If one falls in love can one, using the power of that very love, destroy it if, say, the loved wishes it such. If one loves another truly, wholly, and unconditionally they, lover, will do whatever is believed best for them, the loved. What if the loved then is happy - contented with another for instance. Assuming they are worthy of said love they should wish the lover only to stop loving them, so that said lover can move on and live a happy life. This is, sadly, all to common a story. So by asking whether love can destroy itself I ask the question, is there salvation from this situation... a way out.
This question I feel reaches to the heart of the definition of love, and I think the problem is thus. No love is truly pure. If love were truly pure then certainly this should be possible. There are no relevant forces besides the desire to do as the loved wishes. Such a love though is none of common, healthy, or sensical. In reality Humans are nothing but completely selfish creatures, driven by human passions. Thus love is really a secondary emotion, begat of a desire to impress, the hope (whether rational or not) of getting something in return. It may be a truly deep hope, one which consciously is completely missing, but still lies deep in the sub conscious, where it is so hard for reason to penetrate.
Now this has not yet answered the question, for though Love is begat of other emotions, we have long since proved Descartes order of perfection false, and thus there is nothing to say that Love is not stronger than these other emotions. The problem, rather, is that though love can destroy itself, it cannot so easily destroy it's wellspring... and so it always returns, to be beaten back again. This is why the unrequited lover is always tormented, because as a lover this person's heart is never truly pure, and the source of the Love still exists, no matter how hard they may try to extinguish the love.
Consider for a moment, a diamond. A diamond has a fairly simple and extremely strong structure due to high interconnectedness. Such a structure does not spring into place all at once, it must instead be built a few atoms at a time. This can be described in terms of energy, by noting the energy required to float enough particles unattached next to each other, and get them all to drop at once, forming a perfect layer. After consider this it becomes obvious that this is entropic impossibility. Instead a diamond must have a slight imperfection, a dislocation in the perfect structure such that it can be built on slowly from this point of imperfection.
The story of the unrequited lover is like that of the diamond. The diamond, though seemly perfect, must have an imperfection to form... a root, a source. Same to with the lover, who requires a source of love, an imperfect thought or desire. To be clear, I speak of perfection here only as an explanation, as I do not believe in such a concept myself in any real sense, the important feature here though is that nothing of such beauty can form without these dislocations and imperfections... for they are the source and the way it grows.
So the story of the unrequited lover, while sad, is (under this theory) not a story of purity, but a story rather of constant impurity re-spawning the love, like a mote of dust in a cloud, their desire for something acts as a nucleation point, forming droplets over and over again no matter how many times it rains, the water evaporates, and the process repeats.
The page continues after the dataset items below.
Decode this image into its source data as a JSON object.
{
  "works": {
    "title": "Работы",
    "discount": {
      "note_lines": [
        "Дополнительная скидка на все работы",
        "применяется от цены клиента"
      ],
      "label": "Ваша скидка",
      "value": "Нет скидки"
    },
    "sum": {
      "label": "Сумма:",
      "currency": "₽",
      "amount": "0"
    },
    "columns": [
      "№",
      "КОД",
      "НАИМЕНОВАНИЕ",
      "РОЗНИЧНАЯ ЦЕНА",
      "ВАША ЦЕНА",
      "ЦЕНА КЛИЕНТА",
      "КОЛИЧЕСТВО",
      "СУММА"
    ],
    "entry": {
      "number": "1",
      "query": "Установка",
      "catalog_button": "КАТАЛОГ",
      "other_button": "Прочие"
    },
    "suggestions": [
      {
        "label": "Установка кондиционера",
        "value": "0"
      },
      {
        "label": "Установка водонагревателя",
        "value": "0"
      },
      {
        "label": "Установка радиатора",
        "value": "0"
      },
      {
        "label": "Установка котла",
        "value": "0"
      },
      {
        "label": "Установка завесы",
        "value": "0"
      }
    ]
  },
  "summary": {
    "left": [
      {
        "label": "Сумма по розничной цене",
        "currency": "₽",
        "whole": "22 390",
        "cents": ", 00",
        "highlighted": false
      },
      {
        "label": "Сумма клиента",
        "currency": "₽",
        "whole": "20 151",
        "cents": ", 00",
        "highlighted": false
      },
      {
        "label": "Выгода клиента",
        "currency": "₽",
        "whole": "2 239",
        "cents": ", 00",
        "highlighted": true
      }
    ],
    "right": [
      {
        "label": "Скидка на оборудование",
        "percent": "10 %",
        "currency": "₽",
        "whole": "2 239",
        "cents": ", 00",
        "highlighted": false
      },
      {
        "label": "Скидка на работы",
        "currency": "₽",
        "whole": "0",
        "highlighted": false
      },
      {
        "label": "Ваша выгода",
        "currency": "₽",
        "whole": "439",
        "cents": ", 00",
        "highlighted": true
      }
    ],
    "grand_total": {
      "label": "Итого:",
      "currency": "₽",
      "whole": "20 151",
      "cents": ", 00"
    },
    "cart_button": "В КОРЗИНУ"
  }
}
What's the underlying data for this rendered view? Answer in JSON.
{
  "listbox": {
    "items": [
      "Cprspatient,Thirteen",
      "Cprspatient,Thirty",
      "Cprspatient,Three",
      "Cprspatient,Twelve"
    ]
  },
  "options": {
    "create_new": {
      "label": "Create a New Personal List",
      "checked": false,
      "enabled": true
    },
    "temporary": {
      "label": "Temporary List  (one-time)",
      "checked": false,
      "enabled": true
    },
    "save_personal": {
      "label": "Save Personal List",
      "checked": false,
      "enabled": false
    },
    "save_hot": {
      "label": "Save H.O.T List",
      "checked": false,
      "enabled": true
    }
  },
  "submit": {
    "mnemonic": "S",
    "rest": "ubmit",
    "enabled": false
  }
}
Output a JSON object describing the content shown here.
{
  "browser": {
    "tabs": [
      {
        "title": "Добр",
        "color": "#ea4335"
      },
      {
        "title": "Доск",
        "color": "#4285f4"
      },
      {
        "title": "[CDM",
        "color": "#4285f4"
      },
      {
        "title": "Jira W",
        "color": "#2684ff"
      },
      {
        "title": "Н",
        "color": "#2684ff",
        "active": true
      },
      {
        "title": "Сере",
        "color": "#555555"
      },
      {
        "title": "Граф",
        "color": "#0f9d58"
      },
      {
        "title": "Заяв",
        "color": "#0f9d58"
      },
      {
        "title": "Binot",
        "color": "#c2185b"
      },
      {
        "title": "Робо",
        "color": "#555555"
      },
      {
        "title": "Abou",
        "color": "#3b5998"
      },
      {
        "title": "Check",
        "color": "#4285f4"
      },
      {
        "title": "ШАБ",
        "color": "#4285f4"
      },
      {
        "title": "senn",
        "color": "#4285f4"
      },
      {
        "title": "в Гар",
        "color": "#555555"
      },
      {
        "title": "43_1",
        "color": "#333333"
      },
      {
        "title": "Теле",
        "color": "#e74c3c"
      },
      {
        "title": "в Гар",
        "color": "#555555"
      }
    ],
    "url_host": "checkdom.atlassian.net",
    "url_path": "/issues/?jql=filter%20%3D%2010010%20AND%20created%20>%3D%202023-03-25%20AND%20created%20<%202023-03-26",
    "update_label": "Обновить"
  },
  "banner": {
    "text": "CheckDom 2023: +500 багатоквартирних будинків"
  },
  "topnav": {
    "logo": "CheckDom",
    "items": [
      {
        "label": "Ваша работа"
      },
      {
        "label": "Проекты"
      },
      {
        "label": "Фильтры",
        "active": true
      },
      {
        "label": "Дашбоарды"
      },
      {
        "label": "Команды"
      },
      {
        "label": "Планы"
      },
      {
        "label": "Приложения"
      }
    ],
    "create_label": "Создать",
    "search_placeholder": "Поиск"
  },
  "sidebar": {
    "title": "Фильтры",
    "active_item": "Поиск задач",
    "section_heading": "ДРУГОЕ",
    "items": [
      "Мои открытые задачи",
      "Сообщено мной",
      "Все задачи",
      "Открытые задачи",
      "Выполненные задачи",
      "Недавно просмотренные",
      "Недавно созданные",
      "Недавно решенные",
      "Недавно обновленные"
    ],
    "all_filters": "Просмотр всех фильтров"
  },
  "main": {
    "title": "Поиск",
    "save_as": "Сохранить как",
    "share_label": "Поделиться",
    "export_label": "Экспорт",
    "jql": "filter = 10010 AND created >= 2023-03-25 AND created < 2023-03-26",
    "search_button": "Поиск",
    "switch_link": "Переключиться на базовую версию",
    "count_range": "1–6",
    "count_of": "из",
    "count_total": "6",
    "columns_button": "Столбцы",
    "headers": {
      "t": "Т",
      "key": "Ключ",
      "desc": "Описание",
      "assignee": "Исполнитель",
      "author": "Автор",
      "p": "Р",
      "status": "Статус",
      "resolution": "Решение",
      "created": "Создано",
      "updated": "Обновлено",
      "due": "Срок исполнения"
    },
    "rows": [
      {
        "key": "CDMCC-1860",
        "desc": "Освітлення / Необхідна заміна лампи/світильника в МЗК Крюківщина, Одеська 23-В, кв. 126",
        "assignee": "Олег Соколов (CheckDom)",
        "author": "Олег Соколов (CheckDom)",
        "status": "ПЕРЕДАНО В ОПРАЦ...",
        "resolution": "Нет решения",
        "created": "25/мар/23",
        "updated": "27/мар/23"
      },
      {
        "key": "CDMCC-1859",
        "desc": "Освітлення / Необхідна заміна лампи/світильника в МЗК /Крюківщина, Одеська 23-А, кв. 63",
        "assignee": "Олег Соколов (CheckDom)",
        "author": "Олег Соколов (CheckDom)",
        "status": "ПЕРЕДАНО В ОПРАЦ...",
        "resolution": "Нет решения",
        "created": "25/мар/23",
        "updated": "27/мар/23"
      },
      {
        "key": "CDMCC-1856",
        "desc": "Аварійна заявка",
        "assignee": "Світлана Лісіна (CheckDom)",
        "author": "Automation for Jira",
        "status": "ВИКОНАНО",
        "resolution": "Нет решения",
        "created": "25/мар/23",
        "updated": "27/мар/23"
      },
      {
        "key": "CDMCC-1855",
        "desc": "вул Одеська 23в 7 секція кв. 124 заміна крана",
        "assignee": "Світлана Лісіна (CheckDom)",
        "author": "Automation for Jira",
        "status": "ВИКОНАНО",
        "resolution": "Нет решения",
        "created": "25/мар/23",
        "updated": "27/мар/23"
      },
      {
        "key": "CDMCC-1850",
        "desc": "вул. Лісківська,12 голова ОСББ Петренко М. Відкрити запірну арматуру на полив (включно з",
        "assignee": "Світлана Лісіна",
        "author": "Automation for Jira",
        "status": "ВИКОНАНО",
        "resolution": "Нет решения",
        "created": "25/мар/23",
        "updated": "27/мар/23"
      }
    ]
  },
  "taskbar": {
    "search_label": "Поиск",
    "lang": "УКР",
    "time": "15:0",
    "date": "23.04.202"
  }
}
This means that, sadly, that while love is strong enough to overcome itself, it cannot stop future love except by destroying the mote of impurity, the nucleation point. To do this though is to destroy the lover completely, for how does one completely destroy desire? Viewed in a different light, to achieve this is in fact to to achieve nirvana. Something not viewed impossible, but something many strive their entire lives for and fail at. So, no wonder the world is strewn with unrequited lovers, fretting over their pain.